La fiesta de los ilusionistas
Si los programas electorales están para incumplirlos, como decía cínicamente el profesor Tierno Galván, los pinteños (y los españoles en general) estamos de suerte. Sabido es que muchas de las propuestas electorales se anuncian sin ninguna intención o posibilidad de cumplirlas.
Los partidos políticos proclaman durante la campaña electoral que sus programas electorales son “contratos con la ciudadanía”, pero saben que las promesas y propuestas recogidas en ese “contrato” no tienen valor jurídico. Es un hecho que celebradas las elecciones, una buena parte de esas promesas suelen pasar al olvido.
Cierto que los ciudadanos nos quejamos mucho de esos incumplimientos, pero no es menos cierto que luego volvemos a votar a quien nos ha engañado. Y así, los políticos nos han ido perdiendo el respeto a los votantes como lo harían unos comerciantes tramposos con las clientelas que nunca reclaman la garantía.

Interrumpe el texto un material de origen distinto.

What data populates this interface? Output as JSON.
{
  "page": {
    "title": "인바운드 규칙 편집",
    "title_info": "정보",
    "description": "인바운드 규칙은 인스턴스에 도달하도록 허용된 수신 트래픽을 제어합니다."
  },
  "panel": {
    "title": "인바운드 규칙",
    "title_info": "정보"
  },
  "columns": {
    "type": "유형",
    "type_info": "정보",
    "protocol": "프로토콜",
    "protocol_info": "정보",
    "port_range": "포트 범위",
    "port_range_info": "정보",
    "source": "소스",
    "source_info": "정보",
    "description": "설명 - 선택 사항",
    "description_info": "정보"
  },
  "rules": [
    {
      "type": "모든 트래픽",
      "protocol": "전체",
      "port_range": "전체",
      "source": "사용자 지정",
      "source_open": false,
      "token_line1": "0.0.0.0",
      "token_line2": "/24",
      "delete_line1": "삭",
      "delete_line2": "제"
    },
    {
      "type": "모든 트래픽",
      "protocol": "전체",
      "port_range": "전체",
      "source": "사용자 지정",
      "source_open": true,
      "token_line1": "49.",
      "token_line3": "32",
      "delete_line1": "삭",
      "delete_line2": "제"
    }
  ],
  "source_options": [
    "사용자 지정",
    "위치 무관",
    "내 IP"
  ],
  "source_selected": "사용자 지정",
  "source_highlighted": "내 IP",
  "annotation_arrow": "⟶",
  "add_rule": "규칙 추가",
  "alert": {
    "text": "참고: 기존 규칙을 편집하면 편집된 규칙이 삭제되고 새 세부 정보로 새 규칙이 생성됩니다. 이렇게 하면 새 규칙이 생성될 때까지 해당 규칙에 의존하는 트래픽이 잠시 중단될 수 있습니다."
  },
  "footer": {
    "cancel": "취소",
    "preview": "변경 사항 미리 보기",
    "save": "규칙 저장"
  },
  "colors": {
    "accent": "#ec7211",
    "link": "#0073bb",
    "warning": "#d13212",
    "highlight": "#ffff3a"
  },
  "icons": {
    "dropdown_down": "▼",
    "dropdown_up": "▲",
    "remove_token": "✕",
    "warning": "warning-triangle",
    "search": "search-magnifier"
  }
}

Según una encuesta de la Fundación Transforma España, más del 80% de los ciudadanos consideran los programas muy importantes o bastante importantes, siendo el elemento decisorio de voto para el 50% de los entrevistados. Sin embargo, solo el 0,2% de éstos creen que las promesas electorales se cumplen totalmente y el 9,1% que se cumplen en gran parte. Estos datos arrojan aparentemente una contradicción, pues mientras una gran parte de ciudadanos otorga importancia a los programas electorales y la mitad los considera un elemento decisorio en su intención de voto, sólo 1 de cada 10 se los cree. Es decir, damos por descontado que los partidos políticos nos mienten al incluir en sus programas electorales medidas que o no piensan o no pueden cumplir.
Siempre me ha parecido que es ahora, en los periodos electorales, cuando los políticos se convierten en unos magníficos prestidigitadores. Los mejores. Sacan de sus chisteras los grandes conejos blancos de las soluciones a todos los problemas y con su labia fácil, que ellos dominan como nadie, nos hacen creer otra vez que todas nuestras denuncias, que todas nuestras carencias, serán por fin escuchadas, colmadas. Es la fiesta de la ilusión y de los ilusionistas.
Pero acabada la fiesta, volverá -otra vez- la sensación de esterilidad e impotencia, el rictus del amargo escepticismo, el fatalismo, la impresión de estar clamando en el desierto, el aquí nunca pasa nada.
Y seguirá sin pasar porque los ciudadanos no tenemos el control de las elecciones. No elegimos a las personas, sino a una lista que nos imponen las elites de los partidos. Así se da la paradoja de que es más importante para un candidato tener buenos contactos con su ejecutiva que con los ciudadanos que le eligen.
Cuarenta años después, tenemos una democracia cada vez más débil por su pérdida de credibilidad y autenticidad. Ya es hora de que seamos los ciudadanos -y no las elites de los partidos políticos- quienes decidamos las personas que queremos como alcaldes, alcaldesas, concejales y concejalas y que nuestro voto no sea un mero ‘sí bwana’ a toda una lista electoral.
Hace decenios que vengo proponiendo que, al menos en las elecciones locales, los ciudadanos tengamos la facultad de elegir a las personas -sean del partido que sean- que nos merezcan confianza y no a una lista cerrada y bloqueada. Sé que clamo en el desierto, pero si como dicen hay que ser un poco ingenuo para seguir motivado, continuaré confiando en que algún día pueda ver la luz el empoderamiento electoral ciudadano. Así sea.